Goldener tropfender Wasserhahn

Stichwort Wirtschaft

Die neue Trinkwasserverordnung

Von Karl Lohrengel

Die neue Trinkwasserverordnung verpflichtet vor allem die Besitzer größerer Mietshäuser, das Trinkwasser auf Legionellen untersuchen zu lassen. Legionellen sind winzige Stäbchenbakterien, die eine schwere Krankheiten auslösen können.

Die jetzt geänderte Trinkwasserverordnung verpflichtet vor allem die Besitzer größerer Mietshäuser, das Trinkwasser auf Legionellen untersuchen zu lassen. Legionellen sind winzige Stäbchenbakterien, die eine schwere Lungenentzündung oder das leichtere Pontiac-Fieber auslösen können.

Tödliche Keime im Wasser

Legionellen werden nicht etwa beim Trinken aufgenommen sondern über die Lunge durch zerstäubtes Wasser, beispielsweise beim Duschen. Bis zu 4800 durch Legionellen ausgelöste Erkrankungen enden jedes Jahr in Deutschland nach Angaben des Umweltbundesamts tödlich. Legionellen können sich in Trinkwasserleitungen und Behältern explosionsartig vermehren, wenn das Wasser nicht kalt oder nicht warm genug ist – besonders gefährlich ist es, wenn Wasser tagelang in Leitungen bei Temperaturen zwischen 25 und 55 Grad Celsius steht.

Gefahr steckt in den Rohren

Verschmutzungen durch Heizungs- oder Regenwasser erhöhen das Legionellen-Risiko deutlich. Die Trinkwasserverordnung verpflichtet jetzt Besitzer von Mehrfamilienhäusern ihre Trinkwassererwärmungsanlagen an das zuständige Gesundheitsamt zu melden, wenn sie ein Speichervolumen von mehr als 400 Litern haben – das ist oft in größeren Häusern mit einer zentralen Warmwasserversorgung der Fall – oder wenn zwischen Wassererwärmer und Hahn mehr als drei Liter Wasser stehen, beispielsweise bei Boilern und Durchlauferhitzern mit sehr langen Rohrsystemen. In einem zweiten Schritt müssen die Besitzer dieser Anlagen das warme Wasser untersuchen lassen – und zwar jährlich.

Teure Gesundheitsprüfungen

Besonders zertifizierte Unternehmen entnehmen normalerweise an drei verschiedenen Stellen im Haus Wasserproben, die anschließend von einem ebenfalls zertifizierten Labor untersucht werden.
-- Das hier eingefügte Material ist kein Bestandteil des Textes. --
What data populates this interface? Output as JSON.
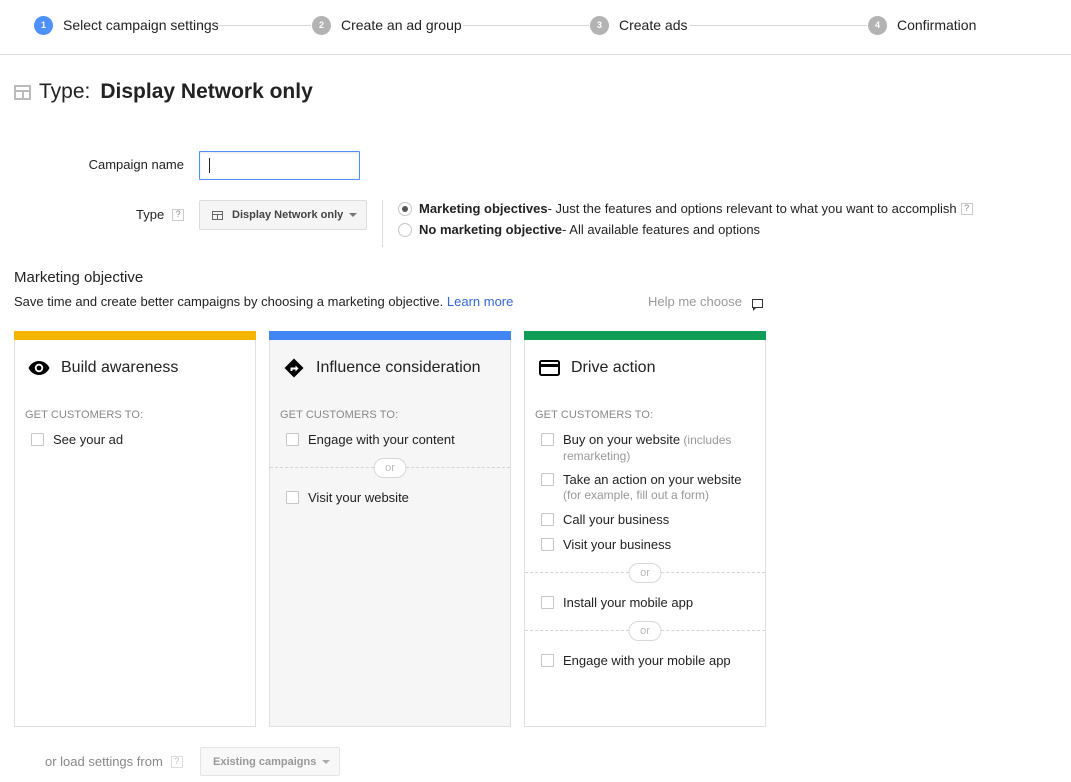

Stellt das eine Überschreitung des sogenannten Maßnahmewerts von 100 Legionellen pro 100 Milliliter Trinkwasser mit, entscheidet das Gesundheitsamt, was weiter geschehen soll. Vermieter, die diesen Pflichten nicht nachkommen, können drakonisch bestraft werden, mit Bußgeldern bis 25.000 Euro oder einer Freiheitsstrafe bis zu zwei Jahren.

Mieter müssen Prüfungen bezahlen

Sie müssen auch die Kosten der Legionellen-Untersuchung zahlen, die der Eigentümerverband Haus und Grund für ein normales Acht-Familien-Haus auf etwa 200 Euro jährlich beziffert. Allerdings können diese Ausgaben im Rahmen der Betriebskostenabrechnung auf die Mieter überwälzt werden. Kritiker beklagen deshalb, die Legionellen-Untersuchung verteuere das Wohnen. Außerdem hätten die Gesundheitsämter viel zu wenig Personal, um die zusätzlichen Aufgaben durchführen zu können. Haus und Grund nennt die Untersuchung eine "überflüssige Prüfungspflicht".